Halo 3: ODST, at the time of its release, was a game about looking cool more than anything else. The game takes place mostly at night, and you have a special visor (spelled VISR in-game) that lights up important parts of the world map. Yes, the game features a world map, and you traverse the large area to uncover little hints of where the other “troopers” have been, which triggers a story sequence that lets you play as that trooper in a little vignette gameplay segment. For example, the main character (the “rookie”) might uncover a remote detonator, only to then play a segment where a different trooper, at the end of the segment, remotely detonates a bridge. There are six main segments, and five DLC segments, all of which come included in the Master Chief Collection. Unfortunately though, there’s a bug in MCC that locks you out of the DLC unless you plow through after mission six without any breaks. So this will be a review of the main game. 

Again, this game was designed to look cool. I remember being absolutely blown away by the graphics when the game was new, but a lot of time has passed, and it’s getting hard to go back to the early HD 360 era. You play as the rookie on a team of Orbital Drop Ship Troopers, and embark on a mission that’s expected to go poorly. The game opens with a Star Wars-like text explanation of the story so far, and says your losing the war against the aliens. You get into these little skirmishes in the overworld but, they are hardly the highlight of the game. The highlight is uncovering artifacts and playing as other troopers after that.

The game can be … hard. I played on the normal difficulty, but even that got tough in places. It really just depends where you are in the missions. In comparison, I remember the original Halo 3 being a lot easier, but I played co-op with someone who was better than I am at Halo, so that could have been a factor. The main story has you playing as six troopers on various missions, as well as playing as the rookie in the overworld, but all the characters control exactly the same. I think it would have been cool if the characters controlled differently, maybe akin to Team Fortress 2, but this is a Halo game. Basically every game in the series controls exactly the same.

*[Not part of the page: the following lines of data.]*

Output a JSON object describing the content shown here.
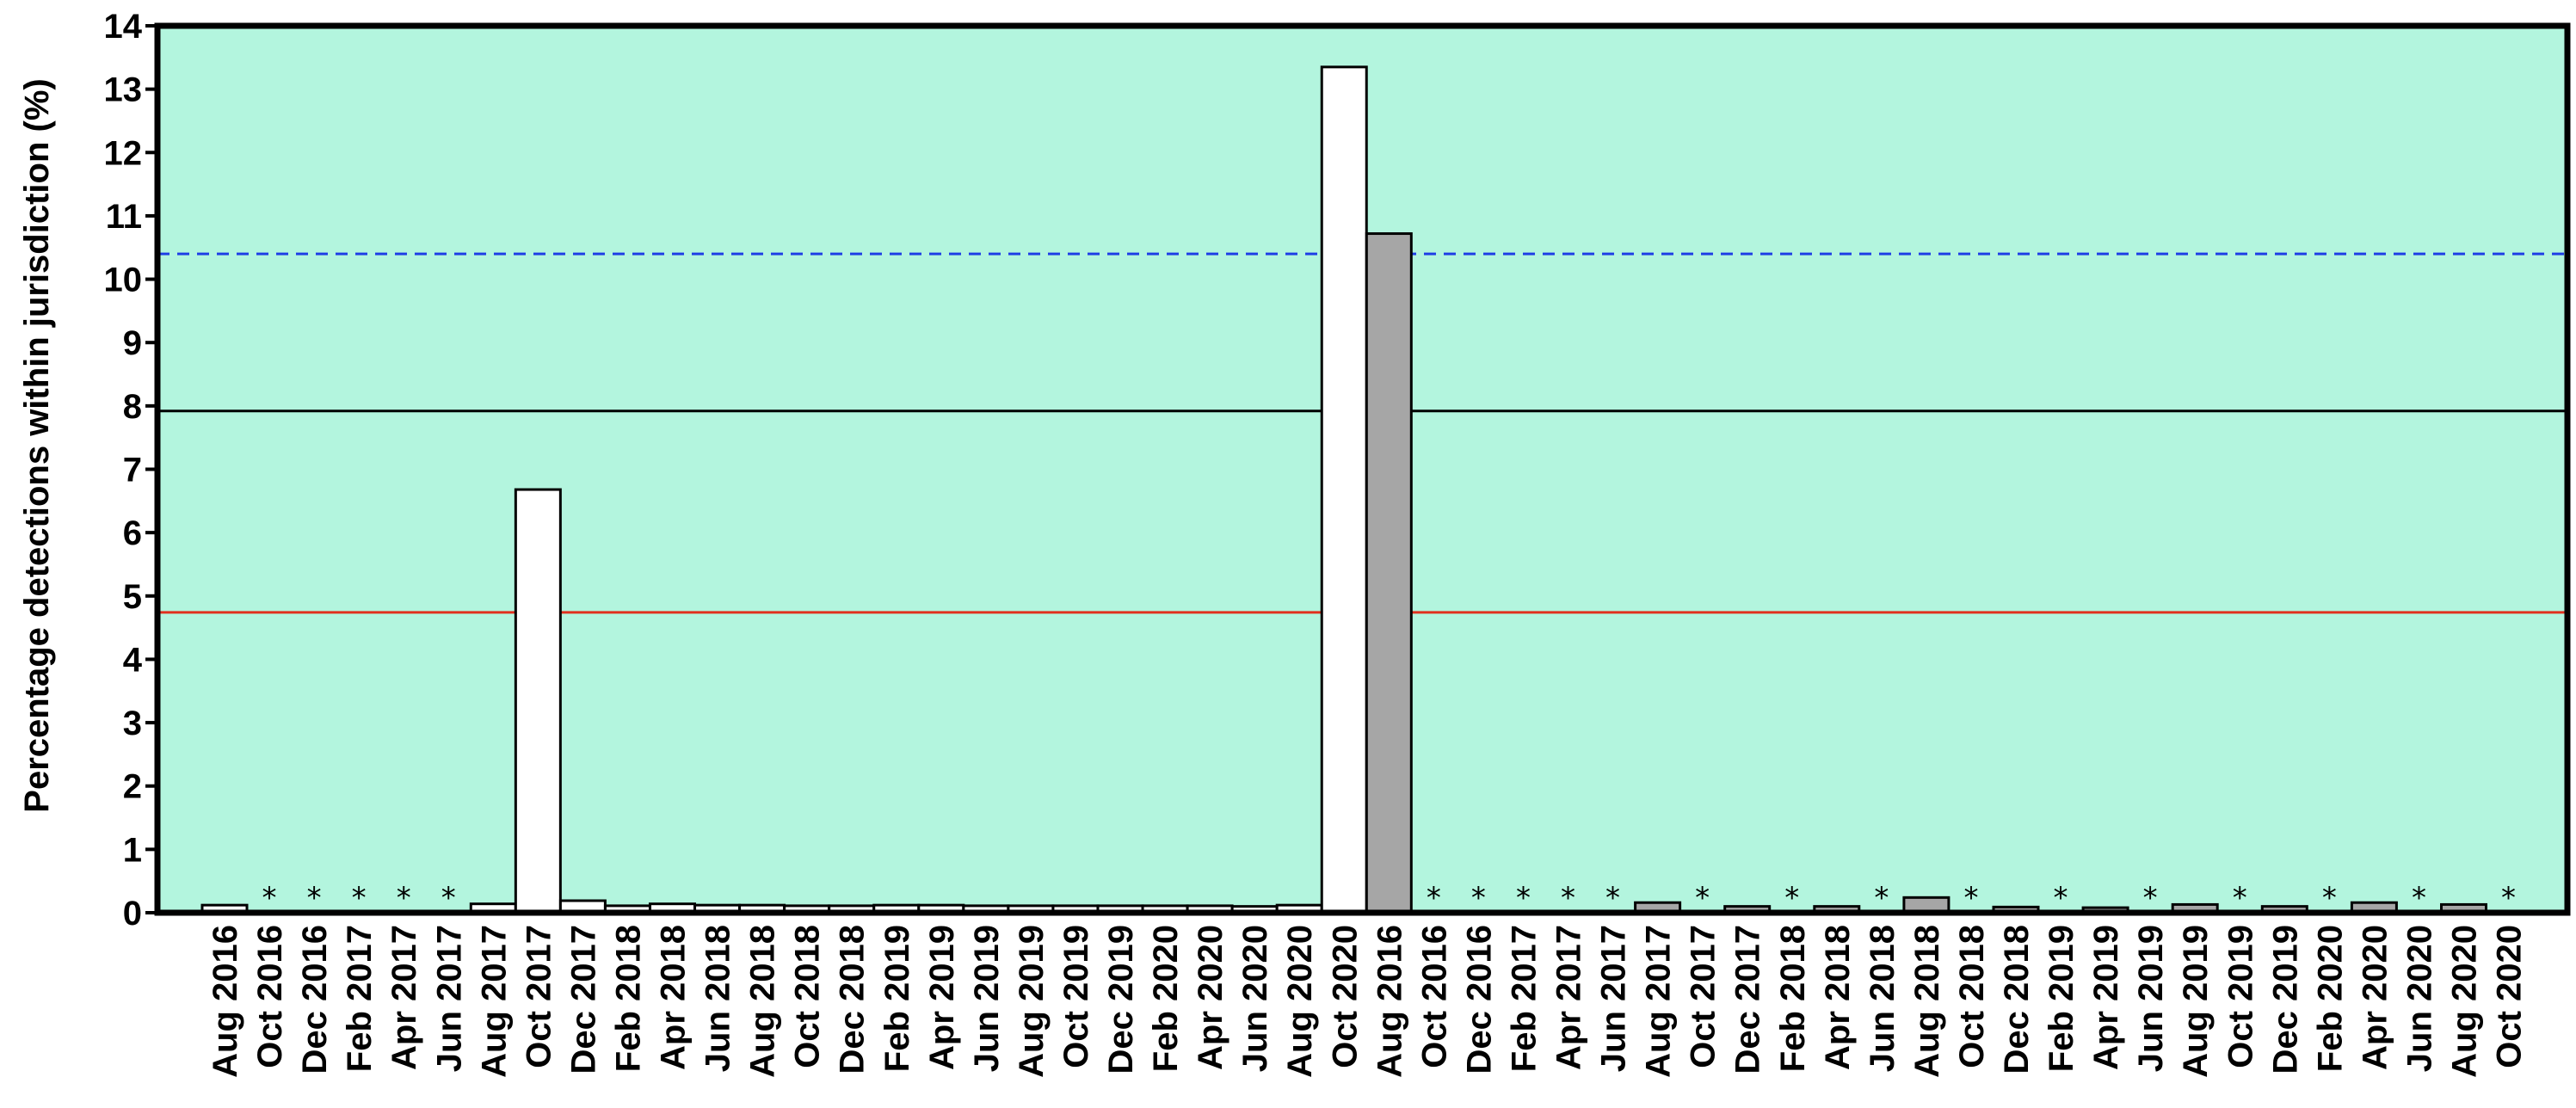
{
  "chart_data": {
    "type": "bar",
    "title": "",
    "xlabel": "",
    "ylabel": "Percentage detections  within jurisdiction (%)",
    "ylim": [
      0,
      14
    ],
    "yticks": [
      "0",
      "1",
      "2",
      "3",
      "4",
      "5",
      "6",
      "7",
      "8",
      "9",
      "10",
      "11",
      "12",
      "13",
      "14"
    ],
    "grid": false,
    "plot_background": "#b3f5de",
    "missing_marker": "*",
    "series": [
      {
        "color": "#ffffff",
        "bars": [
          {
            "label": "Aug 2016",
            "value": 0.12
          },
          {
            "label": "Oct 2016",
            "value": null
          },
          {
            "label": "Dec 2016",
            "value": null
          },
          {
            "label": "Feb 2017",
            "value": null
          },
          {
            "label": "Apr 2017",
            "value": null
          },
          {
            "label": "Jun 2017",
            "value": null
          },
          {
            "label": "Aug 2017",
            "value": 0.14
          },
          {
            "label": "Oct 2017",
            "value": 6.68
          },
          {
            "label": "Dec 2017",
            "value": 0.19
          },
          {
            "label": "Feb 2018",
            "value": 0.11
          },
          {
            "label": "Apr 2018",
            "value": 0.14
          },
          {
            "label": "Jun 2018",
            "value": 0.12
          },
          {
            "label": "Aug 2018",
            "value": 0.12
          },
          {
            "label": "Oct 2018",
            "value": 0.11
          },
          {
            "label": "Dec 2018",
            "value": 0.11
          },
          {
            "label": "Feb 2019",
            "value": 0.12
          },
          {
            "label": "Apr 2019",
            "value": 0.12
          },
          {
            "label": "Jun 2019",
            "value": 0.11
          },
          {
            "label": "Aug 2019",
            "value": 0.11
          },
          {
            "label": "Oct 2019",
            "value": 0.11
          },
          {
            "label": "Dec 2019",
            "value": 0.11
          },
          {
            "label": "Feb 2020",
            "value": 0.11
          },
          {
            "label": "Apr 2020",
            "value": 0.11
          },
          {
            "label": "Jun 2020",
            "value": 0.1
          },
          {
            "label": "Aug 2020",
            "value": 0.12
          },
          {
            "label": "Oct 2020",
            "value": 13.35
          }
        ]
      },
      {
        "color": "#a6a6a6",
        "bars": [
          {
            "label": "Aug 2016",
            "value": 10.72
          },
          {
            "label": "Oct 2016",
            "value": null
          },
          {
            "label": "Dec 2016",
            "value": null
          },
          {
            "label": "Feb 2017",
            "value": null
          },
          {
            "label": "Apr 2017",
            "value": null
          },
          {
            "label": "Jun 2017",
            "value": null
          },
          {
            "label": "Aug 2017",
            "value": 0.16
          },
          {
            "label": "Oct 2017",
            "value": null
          },
          {
            "label": "Dec 2017",
            "value": 0.1
          },
          {
            "label": "Feb 2018",
            "value": null
          },
          {
            "label": "Apr 2018",
            "value": 0.1
          },
          {
            "label": "Jun 2018",
            "value": null
          },
          {
            "label": "Aug 2018",
            "value": 0.24
          },
          {
            "label": "Oct 2018",
            "value": null
          },
          {
            "label": "Dec 2018",
            "value": 0.09
          },
          {
            "label": "Feb 2019",
            "value": null
          },
          {
            "label": "Apr 2019",
            "value": 0.08
          },
          {
            "label": "Jun 2019",
            "value": null
          },
          {
            "label": "Aug 2019",
            "value": 0.13
          },
          {
            "label": "Oct 2019",
            "value": null
          },
          {
            "label": "Dec 2019",
            "value": 0.1
          },
          {
            "label": "Feb 2020",
            "value": null
          },
          {
            "label": "Apr 2020",
            "value": 0.16
          },
          {
            "label": "Jun 2020",
            "value": null
          },
          {
            "label": "Aug 2020",
            "value": 0.13
          },
          {
            "label": "Oct 2020",
            "value": null
          }
        ]
      }
    ],
    "reference_lines": [
      {
        "value": 10.4,
        "color": "#1f3ee6",
        "style": "dashed"
      },
      {
        "value": 7.92,
        "color": "#000000",
        "style": "solid"
      },
      {
        "value": 4.74,
        "color": "#e0301e",
        "style": "solid"
      }
    ]
  }
}
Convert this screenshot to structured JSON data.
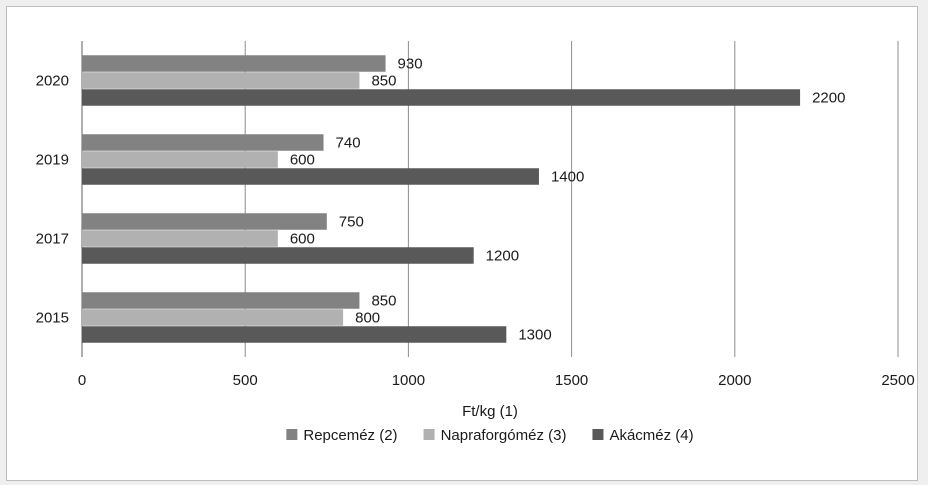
{
  "chart_data": {
    "type": "bar",
    "orientation": "horizontal",
    "categories": [
      "2015",
      "2017",
      "2019",
      "2020"
    ],
    "series": [
      {
        "name": "Repceméz (2)",
        "color": "#828282",
        "values": [
          850,
          750,
          740,
          930
        ]
      },
      {
        "name": "Napraforgóméz (3)",
        "color": "#b1b1b1",
        "values": [
          800,
          600,
          600,
          850
        ]
      },
      {
        "name": "Akácméz (4)",
        "color": "#595959",
        "values": [
          1300,
          1200,
          1400,
          2200
        ]
      }
    ],
    "xlabel": "Ft/kg (1)",
    "ylabel": "",
    "xlim": [
      0,
      2500
    ],
    "xticks": [
      0,
      500,
      1000,
      1500,
      2000,
      2500
    ],
    "grid": true,
    "legend_position": "bottom",
    "data_labels": true
  }
}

I think this game’s biggest failing is that, quite simply, it shipped broken. I got to play the main game (the first six missions) before it asked me to “buy” the DLC, even though I technically own it as part of the Master Chief Collection. There is absolutely no ability to buy the DLC in the Windows Store, and everyone knows the Master Chief Collection is supposed to ship with all the DLC anyway. Of course, if I were playing when ODST was a new game, this wouldn’t be an issue, but I have to rate the game based off how it was sold to me on the Windows Store, which is broken. I guess another major criticism is that the game is trying too hard to look cool and not trying hard enough to be a good Halo game.

Some people say my problem can be fixed by upgrading to Windows 11, which I can’t do because my computer lacks some tiny $110 DRM module. Also, I don’t know if people playing MCC on Xbox are having the same problem. But the fact remains, the game shouldn’t be broken, especially this long after it’s been released. The actual game, well, it’s pretty good, but it’s not as good as the original Halo: Combat Evolved or even Halo 3. It’s probably a better value proposition when you include the DLC, but I can’t rate what I can’t play. A strong “don’t buy” from me, and shame on 343 Industries for not doing Bungie’s classic series justice.